It doesn't snow at the south pole. Small quantities of ice crystals fall from a clear blue sky, but the vast majority of the snow here blows in from the rest of the continent. To put that in perspective, and give an idea of the winds here, the station sits on 2+1/2 km of ice. Yes, kilometers, yes, I mean 2+1/2 straight down, and yes, it all blew here from somewhere else.
The old station, a geodesic dome 50' high, is now largely covered by snow. It's hasn't sunk at all, snow has accumulated to the point that it's no longer above ground. The previous station is completely covered, with not sign it ever existed visible from the surface.
The new station is on stilts, and angled to coax the wind to clean out any accumulation beneath it. ASTRO, a building in the dark sector from the early 90s, was also placed in stilts, 20 feet off the ground (comparable to the ones the station stands on).
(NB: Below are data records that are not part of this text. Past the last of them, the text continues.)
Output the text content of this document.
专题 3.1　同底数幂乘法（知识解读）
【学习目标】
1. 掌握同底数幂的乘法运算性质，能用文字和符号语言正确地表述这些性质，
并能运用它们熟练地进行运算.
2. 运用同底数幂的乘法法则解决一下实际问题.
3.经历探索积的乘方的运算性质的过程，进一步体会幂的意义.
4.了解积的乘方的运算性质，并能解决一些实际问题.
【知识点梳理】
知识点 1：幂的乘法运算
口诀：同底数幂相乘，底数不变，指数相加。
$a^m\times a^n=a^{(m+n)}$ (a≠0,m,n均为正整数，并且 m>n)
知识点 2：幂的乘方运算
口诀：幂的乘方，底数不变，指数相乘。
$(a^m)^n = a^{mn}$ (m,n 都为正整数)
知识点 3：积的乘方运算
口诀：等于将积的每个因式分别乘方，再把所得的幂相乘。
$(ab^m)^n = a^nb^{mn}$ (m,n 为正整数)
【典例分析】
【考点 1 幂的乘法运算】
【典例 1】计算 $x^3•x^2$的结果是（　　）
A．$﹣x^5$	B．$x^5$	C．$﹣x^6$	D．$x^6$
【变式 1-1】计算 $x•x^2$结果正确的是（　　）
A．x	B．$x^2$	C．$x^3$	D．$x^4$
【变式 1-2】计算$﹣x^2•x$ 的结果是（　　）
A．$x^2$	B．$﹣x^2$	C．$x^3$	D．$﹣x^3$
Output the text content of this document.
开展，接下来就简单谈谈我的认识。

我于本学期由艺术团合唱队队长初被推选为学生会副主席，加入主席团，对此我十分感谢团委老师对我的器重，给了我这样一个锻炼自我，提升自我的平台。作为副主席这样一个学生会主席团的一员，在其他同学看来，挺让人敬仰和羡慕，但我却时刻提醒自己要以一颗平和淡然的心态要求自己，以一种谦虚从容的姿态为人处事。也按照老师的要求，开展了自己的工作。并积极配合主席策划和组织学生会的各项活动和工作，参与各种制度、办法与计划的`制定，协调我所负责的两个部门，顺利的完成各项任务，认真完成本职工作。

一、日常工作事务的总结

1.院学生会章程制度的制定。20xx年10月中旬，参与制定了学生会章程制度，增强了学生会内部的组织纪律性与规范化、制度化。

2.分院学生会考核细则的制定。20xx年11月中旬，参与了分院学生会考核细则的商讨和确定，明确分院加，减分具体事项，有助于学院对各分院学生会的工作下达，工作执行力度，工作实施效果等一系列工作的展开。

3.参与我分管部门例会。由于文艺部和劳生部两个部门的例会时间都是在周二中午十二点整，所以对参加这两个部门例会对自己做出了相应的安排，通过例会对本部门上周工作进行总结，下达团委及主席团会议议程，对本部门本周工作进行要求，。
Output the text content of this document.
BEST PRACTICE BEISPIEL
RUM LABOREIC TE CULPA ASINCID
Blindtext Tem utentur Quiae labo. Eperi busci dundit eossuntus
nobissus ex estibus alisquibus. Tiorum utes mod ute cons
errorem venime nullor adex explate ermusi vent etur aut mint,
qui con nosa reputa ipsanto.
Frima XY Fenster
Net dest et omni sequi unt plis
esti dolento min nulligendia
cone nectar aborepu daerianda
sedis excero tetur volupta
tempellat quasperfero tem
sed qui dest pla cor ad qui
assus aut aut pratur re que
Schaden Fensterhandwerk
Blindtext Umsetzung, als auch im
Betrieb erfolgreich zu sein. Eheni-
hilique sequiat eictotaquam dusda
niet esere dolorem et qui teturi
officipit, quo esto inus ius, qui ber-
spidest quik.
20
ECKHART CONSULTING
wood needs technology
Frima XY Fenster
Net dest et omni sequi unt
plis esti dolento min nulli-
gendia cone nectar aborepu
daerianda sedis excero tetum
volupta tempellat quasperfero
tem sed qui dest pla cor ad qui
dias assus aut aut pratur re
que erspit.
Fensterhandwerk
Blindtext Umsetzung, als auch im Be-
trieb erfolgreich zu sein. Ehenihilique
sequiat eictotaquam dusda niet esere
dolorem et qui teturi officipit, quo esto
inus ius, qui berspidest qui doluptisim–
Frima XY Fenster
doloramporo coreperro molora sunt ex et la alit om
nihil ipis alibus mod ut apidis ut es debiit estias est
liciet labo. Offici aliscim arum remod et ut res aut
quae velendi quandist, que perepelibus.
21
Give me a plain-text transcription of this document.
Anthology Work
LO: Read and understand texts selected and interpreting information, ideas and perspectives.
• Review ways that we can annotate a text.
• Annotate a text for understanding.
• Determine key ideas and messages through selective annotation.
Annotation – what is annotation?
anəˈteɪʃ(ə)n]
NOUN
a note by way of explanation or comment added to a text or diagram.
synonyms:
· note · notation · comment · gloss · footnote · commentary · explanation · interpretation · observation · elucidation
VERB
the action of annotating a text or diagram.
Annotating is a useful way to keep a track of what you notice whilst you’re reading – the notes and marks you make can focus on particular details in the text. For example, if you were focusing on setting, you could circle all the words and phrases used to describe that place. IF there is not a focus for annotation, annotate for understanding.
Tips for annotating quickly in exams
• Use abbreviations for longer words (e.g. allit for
The snow now covers its windows, and yesterday a crew was busily trying to dig it out. A couple more years and it will be gone.
That's the fate of every building across the antarctic - to slowly sink beneath the ice. The continent is peppered with old US and Soviet stations, frozen in time and preserved beneath the surface. From time to time, people explore the old bases, provided they can find them and dig a tunnel in. They're still full of supplies, old magazines, food, and personal items. According to everyone who's been in them, they're utterly surreal, something out of a movie.
It's odd to work in and with the SPT, knowing that it's only got a 10-20 year life before it, too, disappears beneath the ice. For all its beauty, this is a strange place, with shifting snows like the sands of an Arabian fairytale.